The Yarmouk refugee camp which was seized by ISIS in cooperation with al-Nusra Front, may witness the slaughter of trapped civilians unless humanitarian aid and assistance can be delivered on time, the U.N. said
United Nations officials warned on Wednesday of a potential "slaughter of innocents" unless aid and assistance reaches a Palestinian refugee camp in Syria where thousands of civilians are trapped up in a vicious battle. Some 18,000 civilians, including 3,500 children, are caught in the camp outside Damascus just a few miles from President Bashar al-Assad's palace. The camp largely fell under Islamic State of Iraq and al-Sham (ISIS) control last week and is surrounded by the Syrian army. But as fighting intensified in and around the camp, the remaining refugees have been left without food, water and medical supplies prompting aid agencies to call for the warring parties to allow access for aid and evacuations.
"The level of inhumanity that Yarmouk has descended to is frankly unimaginable," Chris Gunness, a spokesman for the U.N. Relief and Works Agency (UNRWA), told the Thomson Reuters Foundation in a Skype interview from Jerusalem. "The situation is absolutely desperate. We need urgently to have humanitarian access, which is why UNRWA is calling for all parties to exercise influence with their clients on the ground so that we can get into the camp."
Gunness said since the fighting escalated a week ago, UNRWA aid convoys have not been able to enter the camp and that the already dire situation has become more desperate with people left without water, food or medicine and the growing risk of disease. Gunness said a few Palestinian charities had managed to get some supplies to the camp but otherwise people were cut off with the risk of disease rising daily.
"When you have a public health system completely shot to pieces, when you have such terrible levels of food insecurity ... disease is going to soar," said Gunness. "We have tragic pictures of children and others scooping up water out of holes in the streets." Gunness said UNRWA had not been a regular presence in the camp for at least two years so it was impossible to estimate the number of people now ill or the death toll. Gunness said an estimated 94 civilians, including 43 women and 20 children, managed to leave the camp on Sunday and were provided with humanitarian support so there was no reason why more could not be helped to safety. "For me it is unconceivable that the so-called civilized world can stand and watch what is going on in Yarmouk," he said. "We are facing a potential slaughter of the innocents and the world cannot stand by and watch that happen."
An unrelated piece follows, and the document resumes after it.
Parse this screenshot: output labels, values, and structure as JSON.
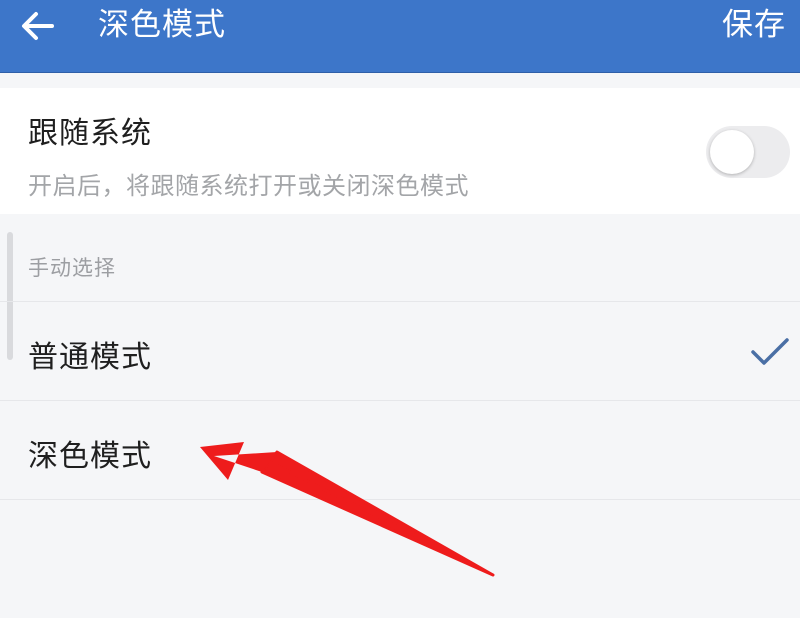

Yarmouk, an unofficial refugee camp, is a district of Syria's capital, Damascus and was established in 1957 when thousands of Palestinians were displaced by Israel. The camp has become one of the strongholds of the pro-Palestinian Liberation Organization (PLO) in the last few decades and has therefore established better relations with the Syrian regime. After the clashes started in 2011, the camp residents, suffering from poverty, were subjected to fierce battles between the groups loyal to the regime and the opposition groups. The regime has not avoided bombing its residents and cutting supply lines for food and water. At least 166 camp residents, including dozens of babies, have starved to death in recent years as the regime did not allow the influx of humanitarian aid materials. Thus, the victims of the Arab-Israeli wars became victims of the civil war. And now, the residents' bad luck has left them stuck in between the Islamic State of Iraq and al-Sham (ISIS) and the regime, with neither side behaving well. Before the Syrian war erupted in 2011, the camp accommodated more than 180,000 Palestinian refugees. However, due to severe security conditions, around 140,000 refugees have been internally displaced as a result of the war. The recent reports state that over 18,000 civilians trapped in the camp have been suffering from desperate humanitarian conditions, without access to basics.
The Arab uprisings, which euphorically swept across the Middle East and North Africa several years ago, appealed to Syrians who had lived under the dictatorship of the Assad family since 1970, when Bashar's father Hafiz Assad seized power. Since then, the majority Sunnis had been forced to live in a police state that tried to control every movement, organization and business through the use of a wide-ranging intelligence service. In March 2011, Syrians were emboldened enough to raise their voices against the dictatorship. However, the regime's response was not as peaceful as the protests, and the country was subsequently dragged into a deadly civil war after opposition groups took up arms against the government. The Syrian civil war has now entered its fifth year and has caused the death of more than 200,000 people and at least 60,000 are missing. The war has also displaced nearly 10 million people. While the international and regional powers continue endless discussions, the regime does not just use conventional weapons, but also chemical weapons. About 13.6 million people, equivalent to the population of London, have been displaced by conflicts in Syria and Iraq, many without food or shelter, the U.N. refugee agency revealed. The 13.6 million include 7.2 million displaced within Syria – an increase from a long-held U.N. estimate of 6.5 million, as well as 3.3 million Syrian refugees abroad, 1.9 million displaced in Iraq and 190,000 who have left to seek safety. The vast majority of Syrian refugees have gone to Lebanon, Jordan, Iraq and Turkey. Western countries have been frequently criticized by aid agencies and the U.N. for not opening their borders to the Syrian refugees as the most developed countries have received the least number of refugees.